Archive of Courses

Fall 2015

CTIH-T600, Special Topics in Critical Theory: “Aesthetic Education – Learning To Live.”
Professor Eyal Peretz (Comparative Literture)

What is the role of art in life? This is the main question animating, implicitly or explicitly, the major artistic creators as well as the fundamental thinkers and theoreticians of art from the second half of the eighteenth century to our own days. Perhaps the most fundamental intuition all these writers share is that a third term needs to be introduced in order to understand the relation of art to life, and this term is education. Art somehow involves, these writers seem to feel, an education; an education in, or perhaps into, life. It is as if there is a special kind of education that only the passage through art can be responsible for—a learning to live. This would seem to mean that until we have not fully experienced, until we have not been educated into, what art is, or could be, we do not yet know what life is, or could be. Yet a fundamental intuition of these modern thinkers is that we precisely have never yet fully known what art is, have never yet been fully educated into it, and that we have never yet fully known what life is, have never fully been alive. The education called aesthetic is therefore extremely mysterious since it is an education into something that is yet unknown, life, with the means of something that is equally unknown, art.
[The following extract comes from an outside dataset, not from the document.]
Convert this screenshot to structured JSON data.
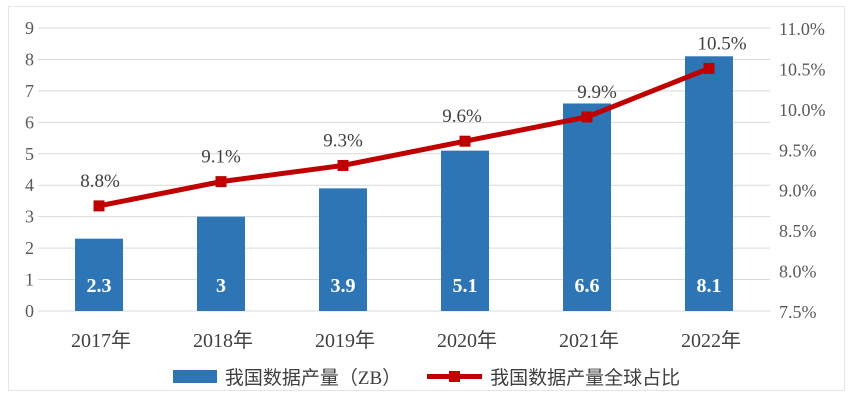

This class will try understand the nature of this mysterious education through two unknowns, and will also try to understand why precisely these terms—art, education, life—have received a newly conceived and prominent place at a certain moment of the experience of Western culture.

Readings may include: Plato, Plotinus, Saint Augustine, Descartes, Diderot, Rousseau, Kant, Goethe, Dickens, Schiller, Wagner, Nietzsche, Bergson, Freud, Artaud, Bataille, Chaplin, Heidegger, Lacan, Foucault, Hadot, Deleuze, Derrida.